“Clonado y expresión de la proteína de Trypanosoma cruzi Tc24 en bacterias y células eucariotas”.

RAMIREZ CV, CAZORLA SI, MATOS MN, MALCHIODI EL

Santa Fé

Congreso; XXIII Reunión Científica Anual de la Sociedad Argentina de Protozoología; 2009

Tc24 es una proteína ligadora de Ca++, que se asocia a los rafts lipidícos de la membrana flagelar de Trypanosoma cruzi mediante una doble acilación en su extremo N-terminal. Aunque se sabe que funciona como sensor de Ca++ intracelular, se desconoce por qué mecanismos lo hace. Así como también se desconoce cuál es el rol del profundo cambio conformacional que sufre esta proteína cuando se encuentra en presencia de este catión. Por otro parte, se ha determinado que es un antígeno de excreción-secreción con una potente actividad mitogénica. Para producirla en forma recombinante hemos clonamos el gen en un vector de expresión procariota. Para ello, se amplificó la secuencia por PCR a partir de DNA genómico de epimastigotes de la cepa RA, y el fragmento resultante se digirió con enzimas de restricción que direccionaron la ligación en el plásmido pET23a+. Las construcciones resultantes se secuenciaron comprobandose un 99% de identidad con las secuencias previamente reportadas.
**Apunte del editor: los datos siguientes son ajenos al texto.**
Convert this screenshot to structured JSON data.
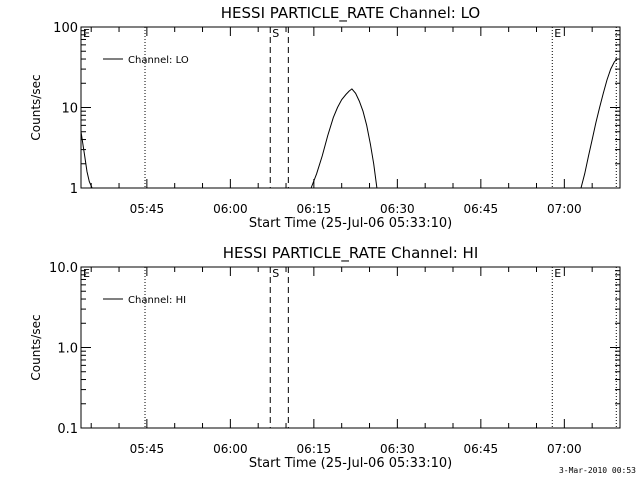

Con el plásmido resultante se transformaron células competentes E. coli BL21, que se cultivaron en medio LB a 37ºC con agitación hasta un valor de DO600 igual a 0.7. La expresión de la proteína se indujo con el agregado de 1 mM de IPTG durante 4 h. Por Western Blot frente a suero de ratones infectados con T. cruzi y con un anticuerpo monoclonal anti-His se pudo de manifiesto la expresión de la proteína recombinante en forma soluble. La proteína Tc24 fue purificada por cromatografía de afinidad usando resinas Ni-NTA en condiciones nativas con un rendimiento de 7.5 mg/ml. Por inmunización con adyuvante de Freund se obtuvo suero de ratones anti-Tc24. Por otra parte, el gen de Tc24 se ligó al vector pCDNA3.1+ de expresión en células eucariotas. Con esta construcción se transfectaron células COS-7 y se realizó un ensayo de inmunofluorescencia indirecta para evaluar la eficiencia de transfección y la expresión  de la proteína. Por Western blott del sobrenadante de las células tranfectadas se comprobó que la proteína recombinante es secretada al medio de cultivo. De esta manera se obtuvieron las construcciones plasmídicas, que serán utilizadas para evaluar el papel de la Tc24 en la modulación de la respuesta inmune frente a la infección por T. cruzi, y su rol como herramienta en el proceso de infección.